Unlike most nomics, which are largely repetitive games, following the same "democratic" system, MacroNomic has chosen to beat a different path. Yet despite this choice, there are those who claim that the common practices between MacroNomic and other nomics are a sign of weakness on our part. As I will show, this is most certainly not true: they are instead demonstrations of the ability of MacroNomic to sort out the few good parts from a typical nomic, and use them ourselves, usually in a more flexible and efficient way.
Perhaps the one thing most common to nomics is the proposal. Even imperial nomics have proposals, and although imperial and standard nomics handle them somewhat differently, they are fundementally the same. However this apparant failing in the independance of MacroNomic actually shows one of its greatest strengths. For comparison, look at Agora and Ackanomic, the two largest internet nomics. Both of them have a number of things which are voted on besides proposals, and systems for doing it: referenda and hearings, respectively. However unlike Macronomic, neither has incorporated their proposal systems into it, (nor their justice/CFJ systems). In fact many Ackans strongly object to altering rules via hearings instead of proposals.
If proposals are the most common, then CfJ's are second. While both Ackanomic and Agora have added criminal justice as well, only MacroNomic has a panel of judges for the initial judgement. MacroNomic is also the only one to include two types of crime, and to (presumably and eventually) incorporate justice with referenda.
Yet another similarity, most games have officers (our Secretaries). But how many of those games began splitting up jurisdiction in the initial ruleset, instead of waiting until people were overburdened? In addition, the MacroNomic Secretaries are far more flexible, needing only the consent of the previous holder and the new holder to transfer it.

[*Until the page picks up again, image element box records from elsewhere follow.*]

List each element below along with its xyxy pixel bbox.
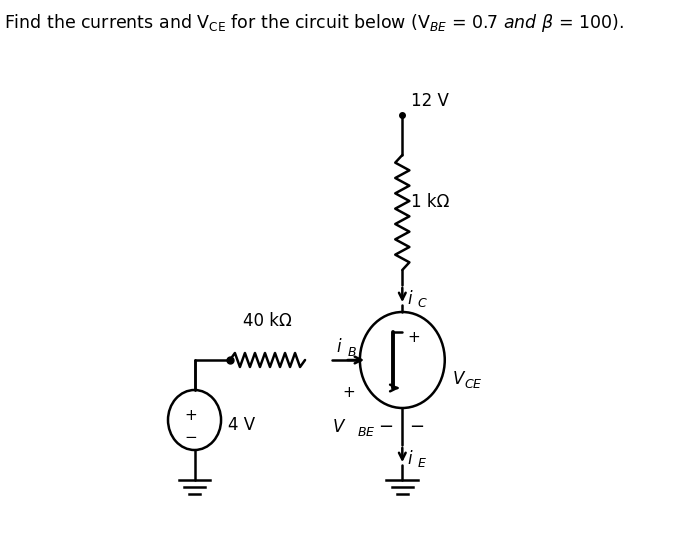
Text: $C$: $C$ [417, 297, 428, 310]
Text: $V$: $V$ [332, 418, 346, 436]
Text: −: − [185, 431, 197, 446]
Text: $i$: $i$ [336, 338, 342, 356]
Text: 4 V: 4 V [228, 416, 256, 434]
Text: +: + [407, 330, 421, 345]
Text: $i$: $i$ [407, 290, 413, 308]
Text: $E$: $E$ [417, 457, 427, 470]
Text: +: + [343, 385, 356, 400]
Text: $BE$: $BE$ [357, 426, 376, 439]
Text: Find the currents and V$_{\mathrm{CE}}$ for the circuit below (V$_{\mathit{BE}}$: Find the currents and V$_{\mathrm{CE}}$ … [4, 12, 624, 34]
Text: $B$: $B$ [346, 346, 356, 359]
Text: −: − [410, 418, 424, 436]
Text: 12 V: 12 V [411, 92, 449, 110]
Text: 1 kΩ: 1 kΩ [411, 193, 449, 211]
Text: $V$: $V$ [452, 370, 466, 388]
Text: $i$: $i$ [407, 450, 413, 468]
Text: 40 kΩ: 40 kΩ [243, 312, 291, 330]
Text: +: + [185, 408, 197, 422]
Text: −: − [379, 418, 393, 436]
Text: $CE$: $CE$ [464, 378, 483, 391]
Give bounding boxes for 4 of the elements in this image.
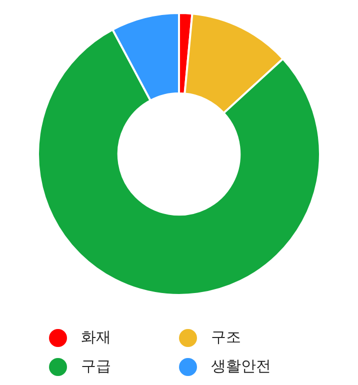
legend-label: 생활안전	[211, 357, 271, 376]
legend-label: 구급	[81, 357, 111, 376]
legend-label: 화재	[81, 328, 111, 347]
legend-label: 구조	[211, 328, 241, 347]
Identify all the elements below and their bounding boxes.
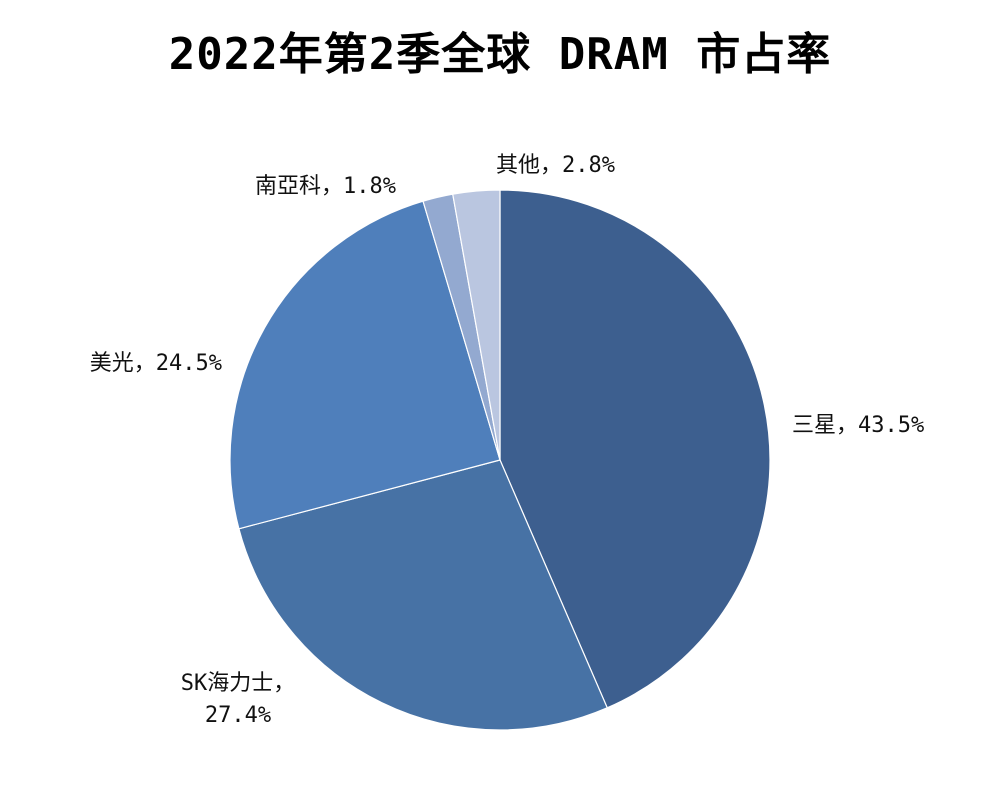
pie-slice-1 — [499, 189, 771, 709]
pie-slice-3 — [229, 200, 501, 530]
pie-slice-5 — [452, 189, 501, 461]
data-label-3: 美光，24.5% — [90, 351, 222, 376]
data-label-5: 其他，2.8% — [496, 153, 615, 178]
data-label-2: SK海力士， 27.4% — [181, 671, 296, 728]
data-label-1: 三星，43.5% — [792, 413, 924, 438]
chart-title: 2022年第2季全球 DRAM 市占率 — [168, 29, 832, 80]
data-label-4: 南亞科，1.8% — [255, 174, 396, 199]
pie-slice-2 — [238, 459, 609, 731]
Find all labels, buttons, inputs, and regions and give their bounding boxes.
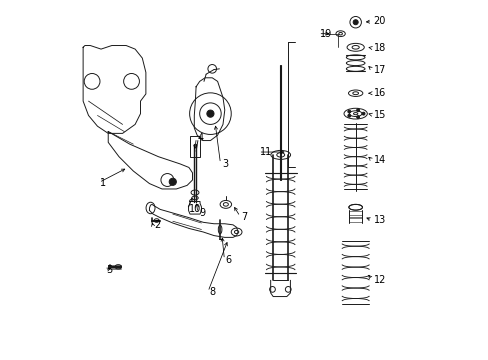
Bar — [190, 136, 199, 157]
Text: 15: 15 — [373, 110, 385, 120]
Text: 12: 12 — [373, 275, 385, 285]
Text: 13: 13 — [373, 215, 385, 225]
Text: 9: 9 — [199, 208, 205, 218]
Text: 8: 8 — [209, 287, 215, 297]
Circle shape — [347, 114, 350, 117]
Text: 11: 11 — [260, 147, 272, 157]
Text: 14: 14 — [373, 155, 385, 165]
Text: 18: 18 — [373, 43, 385, 53]
Circle shape — [356, 109, 359, 112]
Circle shape — [352, 20, 357, 25]
Circle shape — [347, 110, 350, 113]
Text: 3: 3 — [222, 158, 227, 168]
Circle shape — [206, 110, 214, 117]
Text: 17: 17 — [373, 64, 385, 75]
Text: 5: 5 — [106, 265, 112, 275]
Text: 20: 20 — [373, 17, 385, 27]
Ellipse shape — [353, 113, 357, 115]
Text: 2: 2 — [154, 220, 160, 230]
Text: 10: 10 — [188, 204, 201, 215]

Finally, the concept of both an aid to new players and a university recur in several nomics. However no other nomic has integrated them, intentionally pairing the most learned players with the least learned to educate them.
The remaining question is why these themes appear in many, most, or
even all nomics. There are two parts to the answer. The first is that all
games of nomic take a great deal of inspiration from the real world,
especially U.S. law. As Philo once said, it is much easier to understand
what something is when it has the same name as something in real life, and
works the same way. It is much easier to know what a referendum is than
what a flabijuo is. The second part of the answer is necessity and
convenience. For example, every nomic needs a way to work out rule
disputes. The CfJ method is used for a number of reasons. The method
needs to be simple, safe from catastrophe, and produce fair and accurate
results. We could use a system which called for an outside mediator, or
which was determined by vote, but none of these solve the problem as well
as the CfJ system used by most nomics.